Lothar Götz: Pas de Trois
07.10.16 – 19.11.16
(image: Lothar Götz 'Pas de Trois I, II, III' 3 unique silkscreen prints on pvc, each 380×147cm, 2016, installation photo by Andy Keate)
Domo Baal is delighted to present Lothar Götz's fourth solo exhibition in the gallery 'Pas de Trois', a response to Oskar Schlemmer's Triadic Ballet (1922).
Lothar Götz has designed a theatrical environment, incorporating wall works, new paintings on linen, screen–printed fabric and a trio of vitrines presenting a series of drawings on paper, all using a palette dominated by three colours: yellow, pink and black, which together create a stage set–like space inspired by Schlemmer. Presented like a sketch for a performance, the installation, through referencing this classic 1922 Bauhaus work, explores the relationship between architecture, dance and theatre and themes relating to desire, sexuality, identity and the abstract/human divide.
Götz's exhibition 'Pas de Trois' pays tribute in particular to three of Schlemmer's sketches 'Kostümentwürfe zum Triadischen Ballett' 1922 (Museum of Germanic Culture, Cambridge, Mass.)
Götz describes the work as his own 'dance in the head', inspired both by the Ballet and by Schlemmer himself, an artist to whom he has long felt close in spirit. While this is the first time Götz has referenced the 'Triadic Ballet' directly in his work, he first came across it when a student in Aachen (1983–88) – giving his first talk there about Schlemmer – at a time when he himself was not sure whether to become an actor, artist or a dancer. It was Schlemmer's work that underlined the possibilities to combine these interests through art.

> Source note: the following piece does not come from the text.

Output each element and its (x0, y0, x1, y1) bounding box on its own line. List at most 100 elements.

Taking its cue from the formal, abstract language of Schlemmer's costumes, this work reverses the original translation of 2D representation into 3D form, taking it back into shape, plane and colour.
Götz sees this as a work that will only be complete when people enter into the exhibition space. As such it invites reflection upon the relationships between the abstract and the human, form and movement, and material and colour, and references not only the legacy of modernist ideas, but draws on other art historical and popular cultural references such as the baroque and gay club culture: spaces of desire and dream.
Positioned between the figure and the abstract, the exhibition will act like a dance between theatre, art and architecture.
'Pas de Trois' is accompanied by an essay written for this body of work by Sarah Kelleher (see link below), PhD Candidate in History of Art at the University College Cork (Government of Ireland Scholar, and CACSSS Postgraduate Scholar).
Forthcoming solo projects include 'Threesome' on Oskar Schlemmer's Triadic Ballet' at Petra Rinck Galerie in Düsseldorf opening in November, and Leeds City Art Gallery have commissioned a mural for their main staircase with the support of The Art Fund, Art Happens, scheduled to open in Autumn/Winter 2017.
Recent solo exhibitions include: 'Lothar Götz/Duncan Grant: The Russell Chantry' curated by Ashley Gallant at The Collection, Lincoln, with an accompanying publication and academic conference supported by Paul Mellon/Yale Fund. Recent group exhibitions include The Whitechapel Open, 2015, 'Colouring the Edge' 3812 Gallery, Hong Kong among many others. 'Composition for a Staircase' Götz's site–specific mural currently in situ, is an ongoing commission to mark the 10th anniversary of Pallant House Gallery's contemporary wing in the stairwell of the new wing in Chichester, supported by The Abbey Harris Mural Fund, and 'Composition with Yellow' is now at the Sammlung Philara, after its reopening in a new location in Düsseldorf–Flingern, Germany. Over the recent couple of years, Götz has also been invited to produce artist's prints: lithographs, stone lithographs, screen prints, and inkjet prints, all in small editions, in collaboration with Hole Editions in Newcastle and Worton Hall Studios/Coriander Studio in Isleworth, as well as a monograph with Ridinghouse, all works, prints, publications, further information and images are available from the gallery.